Пятнадцать лет вдали от цивилизации, а он всё ещё удивлялся, всё никак не мог привыкнуть, поверить, что до сих пор есть в мире места, подобные этому, где дома не выращиваются фомарами, а строятся из подручного материала; где земля, не разграфленная в строгом и функциональном порядке, делится меж людьми по их собственной воле и фантазии; где в поселениях центральную площадь занимает не величественная Зикурэ с сияющей — фиолетовым пламенем сходящихся потоков — вершиной, а дом какого-нибудь крестьянина или торговца или, как сейчас, крепкий, хоть и неказистый на вид хоттол. До сих пор подобное казалось ему неправильным, глупым, хотя за время своих нелёгких странствий он успел наглядеться на самые причудливые архитектурные творения, и всё же каждый раз его душа кона восставала, будучи не в силах смириться.
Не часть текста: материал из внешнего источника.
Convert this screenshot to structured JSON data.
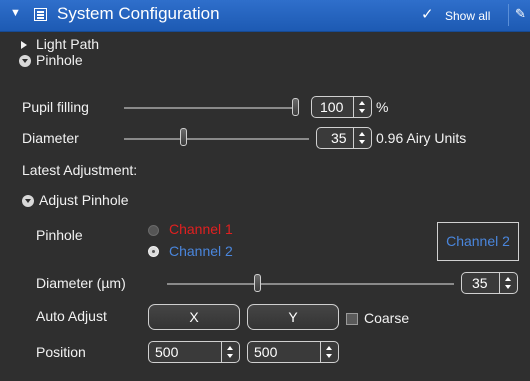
{
  "header": {
    "title": "System Configuration",
    "show_all_label": "Show all",
    "check_glyph": "✓",
    "edit_glyph": "✎"
  },
  "tree": {
    "light_path": "Light Path",
    "pinhole": "Pinhole"
  },
  "pupil_filling": {
    "label": "Pupil filling",
    "value": "100",
    "unit": "%",
    "level": 1.0
  },
  "diameter": {
    "label": "Diameter",
    "value": "35",
    "unit": "0.96 Airy Units",
    "level": 0.35
  },
  "latest_adjustment": "Latest Adjustment:",
  "adjust_pinhole": {
    "title": "Adjust Pinhole",
    "pinhole_label": "Pinhole",
    "channels": [
      {
        "label": "Channel 1",
        "selected": false,
        "color": "#e02020"
      },
      {
        "label": "Channel 2",
        "selected": true,
        "color": "#4a86dc"
      }
    ],
    "channel_display": "Channel 2",
    "diameter_label": "Diameter (µm)",
    "diameter_value": "35",
    "diameter_level": 0.35,
    "auto_adjust_label": "Auto Adjust",
    "x_button": "X",
    "y_button": "Y",
    "coarse_label": "Coarse",
    "coarse_checked": false,
    "position_label": "Position",
    "position_x": "500",
    "position_y": "500"
  },
  "colors": {
    "header_blue": "#2566c4",
    "panel_bg": "#2f2f2f",
    "channel1_red": "#e02020",
    "channel2_blue": "#4a86dc"
  }
}
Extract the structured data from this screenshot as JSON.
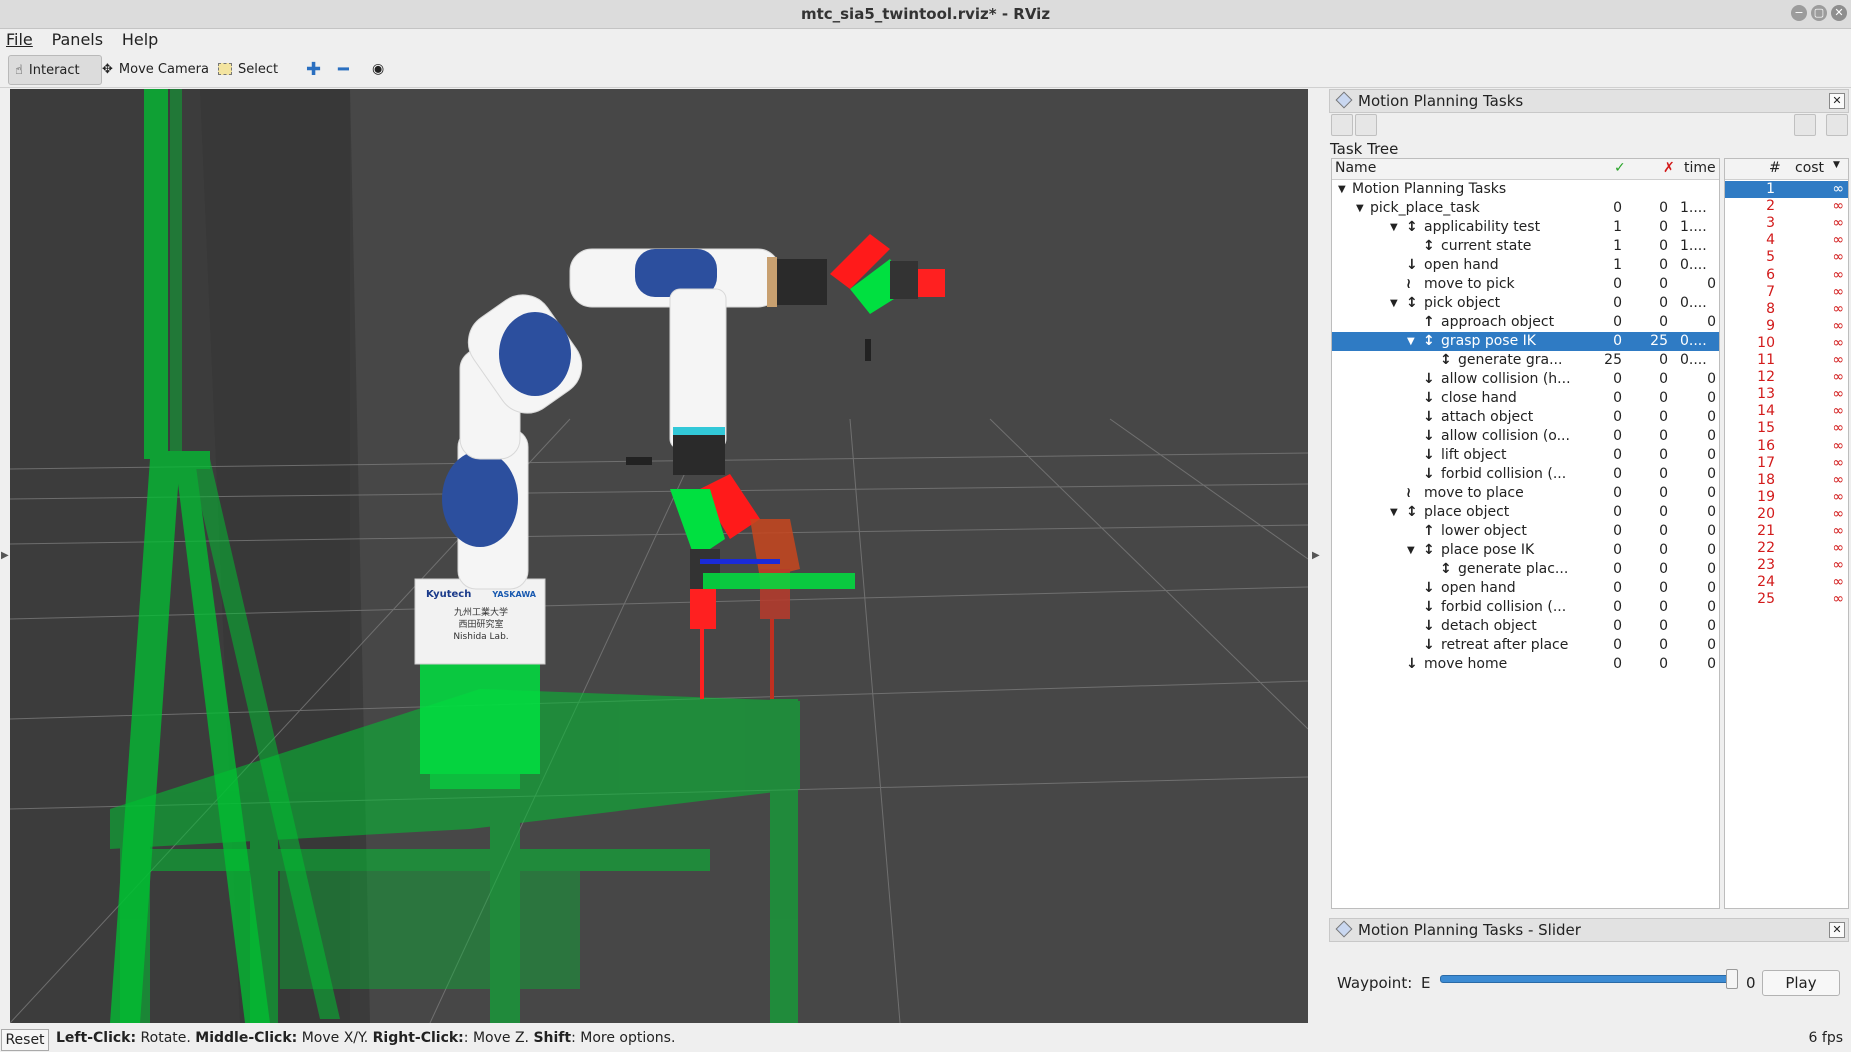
{
  "window": {
    "title": "mtc_sia5_twintool.rviz* - RViz"
  },
  "menu": [
    "File",
    "Panels",
    "Help"
  ],
  "toolbar": {
    "interact": "Interact",
    "move_camera": "Move Camera",
    "select": "Select"
  },
  "viewport": {
    "label_line1": "Kyutech",
    "label_line2": "YASKAWA",
    "label_line3": "九州工業大学",
    "label_line4": "西田研究室",
    "label_line5": "Nishida Lab."
  },
  "tasks_panel": {
    "title": "Motion Planning Tasks",
    "tree_label": "Task Tree",
    "columns": {
      "name": "Name",
      "ok": "✓",
      "fail": "✗",
      "time": "time"
    },
    "rows": [
      {
        "name": "Motion Planning Tasks",
        "ok": "",
        "fail": "",
        "time": ""
      },
      {
        "name": "pick_place_task",
        "ok": "0",
        "fail": "0",
        "time": "1...."
      },
      {
        "name": "applicability test",
        "ok": "1",
        "fail": "0",
        "time": "1...."
      },
      {
        "name": "current state",
        "ok": "1",
        "fail": "0",
        "time": "1...."
      },
      {
        "name": "open hand",
        "ok": "1",
        "fail": "0",
        "time": "0...."
      },
      {
        "name": "move to pick",
        "ok": "0",
        "fail": "0",
        "time": "0"
      },
      {
        "name": "pick object",
        "ok": "0",
        "fail": "0",
        "time": "0...."
      },
      {
        "name": "approach object",
        "ok": "0",
        "fail": "0",
        "time": "0"
      },
      {
        "name": "grasp pose IK",
        "ok": "0",
        "fail": "25",
        "time": "0...."
      },
      {
        "name": "generate gra...",
        "ok": "25",
        "fail": "0",
        "time": "0...."
      },
      {
        "name": "allow collision (h...",
        "ok": "0",
        "fail": "0",
        "time": "0"
      },
      {
        "name": "close hand",
        "ok": "0",
        "fail": "0",
        "time": "0"
      },
      {
        "name": "attach object",
        "ok": "0",
        "fail": "0",
        "time": "0"
      },
      {
        "name": "allow collision (o...",
        "ok": "0",
        "fail": "0",
        "time": "0"
      },
      {
        "name": "lift object",
        "ok": "0",
        "fail": "0",
        "time": "0"
      },
      {
        "name": "forbid collision (...",
        "ok": "0",
        "fail": "0",
        "time": "0"
      },
      {
        "name": "move to place",
        "ok": "0",
        "fail": "0",
        "time": "0"
      },
      {
        "name": "place object",
        "ok": "0",
        "fail": "0",
        "time": "0"
      },
      {
        "name": "lower object",
        "ok": "0",
        "fail": "0",
        "time": "0"
      },
      {
        "name": "place pose IK",
        "ok": "0",
        "fail": "0",
        "time": "0"
      },
      {
        "name": "generate plac...",
        "ok": "0",
        "fail": "0",
        "time": "0"
      },
      {
        "name": "open hand",
        "ok": "0",
        "fail": "0",
        "time": "0"
      },
      {
        "name": "forbid collision (...",
        "ok": "0",
        "fail": "0",
        "time": "0"
      },
      {
        "name": "detach object",
        "ok": "0",
        "fail": "0",
        "time": "0"
      },
      {
        "name": "retreat after place",
        "ok": "0",
        "fail": "0",
        "time": "0"
      },
      {
        "name": "move home",
        "ok": "0",
        "fail": "0",
        "time": "0"
      }
    ],
    "cost_columns": {
      "index": "#",
      "cost": "cost"
    },
    "solutions": [
      "1",
      "2",
      "3",
      "4",
      "5",
      "6",
      "7",
      "8",
      "9",
      "10",
      "11",
      "12",
      "13",
      "14",
      "15",
      "16",
      "17",
      "18",
      "19",
      "20",
      "21",
      "22",
      "23",
      "24",
      "25"
    ],
    "cost_value": "∞"
  },
  "slider_panel": {
    "title": "Motion Planning Tasks - Slider",
    "waypoint_label": "Waypoint:",
    "waypoint_left": "E",
    "waypoint_value": "0",
    "play": "Play"
  },
  "status": {
    "reset": "Reset",
    "lc": "Left-Click:",
    "lc_t": " Rotate. ",
    "mc": "Middle-Click:",
    "mc_t": " Move X/Y. ",
    "rc": "Right-Click:",
    "rc_t": ": Move Z. ",
    "sh": "Shift",
    "sh_t": ": More options.",
    "fps": "6 fps"
  },
  "colors": {
    "accent": "#2f7bc4",
    "cost": "#d21a1a",
    "viewport_bg": "#474747",
    "robot_blue": "#2c4f9e",
    "collision_green": "#00d23a"
  }
}
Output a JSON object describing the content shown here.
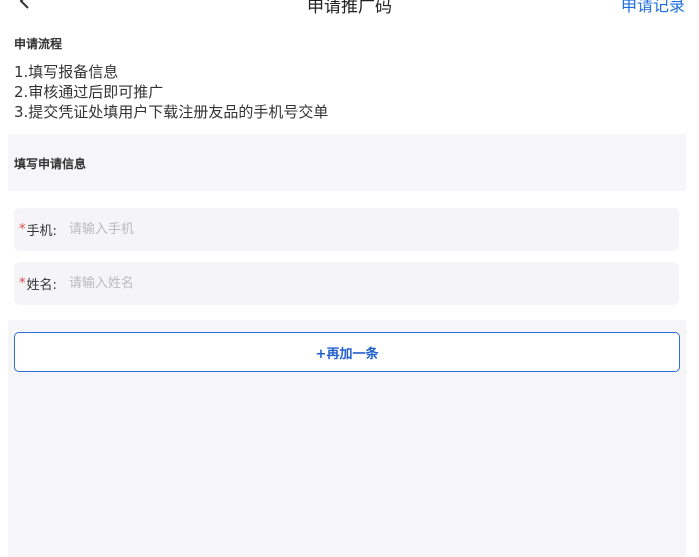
{
  "nav": {
    "title": "申请推广码",
    "right_link": "申请记录"
  },
  "process": {
    "heading": "申请流程",
    "steps": [
      "1.填写报备信息",
      "2.审核通过后即可推广",
      "3.提交凭证处填用户下载注册友品的手机号交单"
    ]
  },
  "form": {
    "heading": "填写申请信息",
    "required_mark": "*",
    "phone": {
      "label": "手机:",
      "placeholder": "请输入手机"
    },
    "name": {
      "label": "姓名:",
      "placeholder": "请输入姓名"
    },
    "add_label": "+再加一条"
  }
}
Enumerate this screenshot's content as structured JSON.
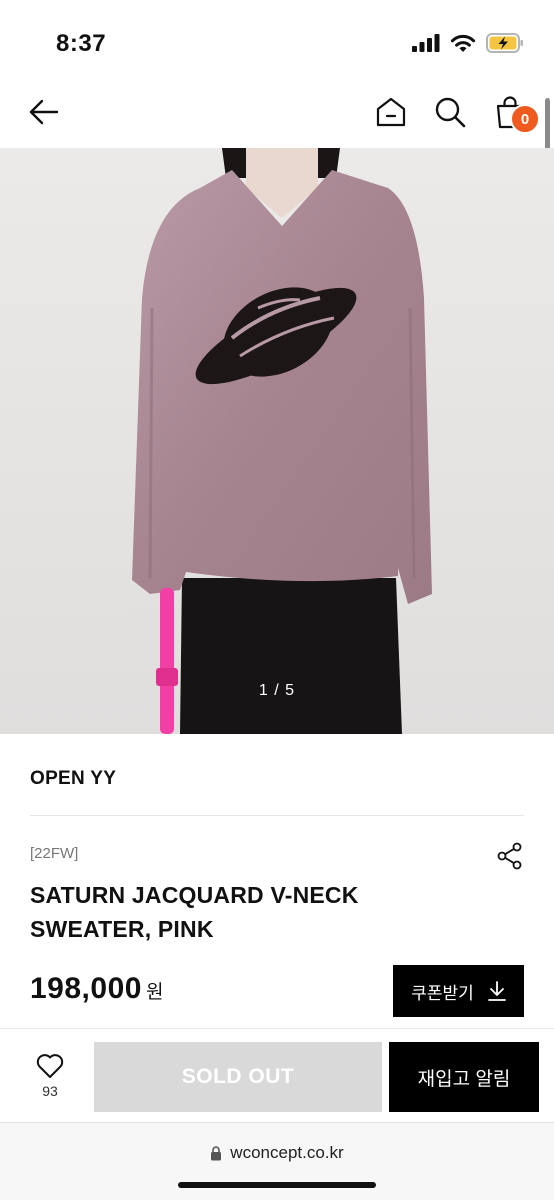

Но это чувство оставалось глубинным, едва ощутимым, ведь не так уж и важно, выращенный или построенный — хоттол в любом случае оставался хоттолом, местом, где всегда рады усталым, одиноким путешественникам, если, конечно, у тех есть чем заплатить.
Спустившись с дороги, путник решительно направился к воротам, вошел в них, но внезапно, будто натолкнувшись на незримую преграду, остановился. Обостренные чувства, не раз спасавшие ему жизнь, как один подняли тревогу. Что-то было не так с этим местом. Очень не так! Сделав пару шагов назад, он сфокусировал внутреннее зрение и осязание и очень медленно двинулся вперед. В этот раз ему почти удалось ощутить нечто потревожившее его, но потребовалось ещё несколько раз пройтись туда-обратно, чтобы разум смог опознать непонятное явление и дать ему название. В конце концов, разобравшись, с чем же он столкнулся, Безымянный даже присвистнул от удивления и невольного уважения.
Всё селение по периметру оказалось оплетенным многоуровневой вязью, выполненной столь невесомо и искусно, что даже он, со всем своим опытом не мог не восхититься работой неведомого ваятеля. Сложная, включающая в себя множество разных информационных и целевых форм, конструкция, едва ощущалась — до того мастерски была сплетена. Он смог различить — по столь характерной для неё пульсации воздуха — вязь, предназначенную для ментального отпугивания млекопитающих; смог выделить из общего потока формы, предназначенные для дальнего и ближнего обнаружения агрессивно настроенных Ходоков и Полуживых, и ещё множество самых разных защитных и отпугивающих барьеров.
Теперь становилась понятна причина беспечности приграничников, не выставивших часовых на вышках и оставивших ворота раскрытыми как постель для новобрачных, с такой-то охранной системой! Но это, в свою очередь, породило новые вопросы. Установить подобную сеть мог только настоящий знаток, мастер, достигший невероятных высот в вязи. Например, путник, сам немало поднаторевший в искусстве формирования потоков, не представлял себе даже, с какого конца взяться за подобное, а уж цена у такой системы была и вовсе запредельна и уж наверняка точно выходила за рамки возможностей небольшого приграничного поселения. Но ведь была же! Очень интересно. Человек припомнил, что ему доводилось встречать нечто подобное в крупных городах у южных рубежей, на границе нейтральной полосы, отделяющей его филиал и соседний, так называемый филиал Катека. Но здесь, на севере, вдали от признанных центров искусства… Это было что-то новое. Тем более новое, что северяне предпочитали не охранные, а жесткие атакующие системы защиты, типа «Огненных шипов» или «Мёртвой полосы».